Occupied City: Life in Civil War Alexandria
Exhbition Open through September 2013
Few Americans have ever experienced occupation of their community by the military, and a restricted life under martial law, and yet Alexandrians spent the duration of the Civil War living this way. The majority of residents opposed secession at first, proud of their ancestral role in helping to form the Union, and as the hometown of George Washington. However, swept up with others in the war fever that gripped the South following the attack on Fort Sumter, and President Abraham Lincoln’s call for men to put down “the rebellion,” many Alexandrians left for war and never returned. Those who stayed behind were often eyed suspiciously, treated as traitors, had their homes and businesses seized for government use, and made to endure repressive and arbitrary policies. Those who left and were fortunate enough to return found their town significantly changed in many ways.
From the contemporary accounts that have survived, it appears that residents settled into a new routine with the Union Army in town, and got used to massive construction projects, piles of equipment, men in uniform everywhere, and the wounded from both sides filling buildings across town.

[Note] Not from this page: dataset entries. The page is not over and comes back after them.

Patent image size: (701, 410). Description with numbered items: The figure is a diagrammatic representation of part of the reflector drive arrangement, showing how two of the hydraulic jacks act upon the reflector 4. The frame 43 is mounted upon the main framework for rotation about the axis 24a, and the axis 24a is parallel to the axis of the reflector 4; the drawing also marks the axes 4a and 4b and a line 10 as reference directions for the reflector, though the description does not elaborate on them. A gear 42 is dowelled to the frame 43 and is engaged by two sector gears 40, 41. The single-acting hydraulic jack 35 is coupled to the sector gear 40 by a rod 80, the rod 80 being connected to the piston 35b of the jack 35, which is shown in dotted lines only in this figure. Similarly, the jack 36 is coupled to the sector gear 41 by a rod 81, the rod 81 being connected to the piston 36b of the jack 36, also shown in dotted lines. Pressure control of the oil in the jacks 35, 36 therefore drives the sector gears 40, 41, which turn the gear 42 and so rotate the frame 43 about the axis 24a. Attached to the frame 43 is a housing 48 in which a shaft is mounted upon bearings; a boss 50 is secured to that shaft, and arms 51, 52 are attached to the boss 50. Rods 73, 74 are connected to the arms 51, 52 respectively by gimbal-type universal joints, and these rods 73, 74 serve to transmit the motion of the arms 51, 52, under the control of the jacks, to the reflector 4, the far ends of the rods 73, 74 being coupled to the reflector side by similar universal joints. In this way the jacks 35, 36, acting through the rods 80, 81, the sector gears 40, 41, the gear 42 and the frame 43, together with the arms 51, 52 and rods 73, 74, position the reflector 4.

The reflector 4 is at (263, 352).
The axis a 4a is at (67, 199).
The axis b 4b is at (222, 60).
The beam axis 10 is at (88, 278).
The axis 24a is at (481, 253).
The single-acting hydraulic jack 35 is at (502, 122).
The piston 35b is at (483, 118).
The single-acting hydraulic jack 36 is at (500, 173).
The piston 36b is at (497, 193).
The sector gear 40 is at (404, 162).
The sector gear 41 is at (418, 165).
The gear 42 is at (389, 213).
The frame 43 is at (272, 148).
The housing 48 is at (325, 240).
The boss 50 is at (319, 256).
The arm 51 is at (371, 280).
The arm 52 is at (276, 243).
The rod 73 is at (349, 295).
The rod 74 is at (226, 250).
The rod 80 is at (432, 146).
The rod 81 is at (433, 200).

Behind it all was the constant sound of heavy horse-drawn freight wagons and puffing trains moving tons of supplies. Also new were hundreds of additional African American faces . . . former slaves, freed by the war and by the Emancipation Proclamation, who moved north behind Union lines to find work, homes, and new lives in freedom. They built houses, businesses, churches and schools, many of which still exist today, and their families endured and prospered.
This exhibition examines the experiences of Alexandrians and others who lived through this period in our city and much of the story is told by these people themselves, as their words appear throughout. As you tour the exhibition, think about some of the war’s causes and legacies: the interaction of the government and the governed in times of crisis; the rights of individuals during similarly stressful periods; and the meaning of the Civil War for us today.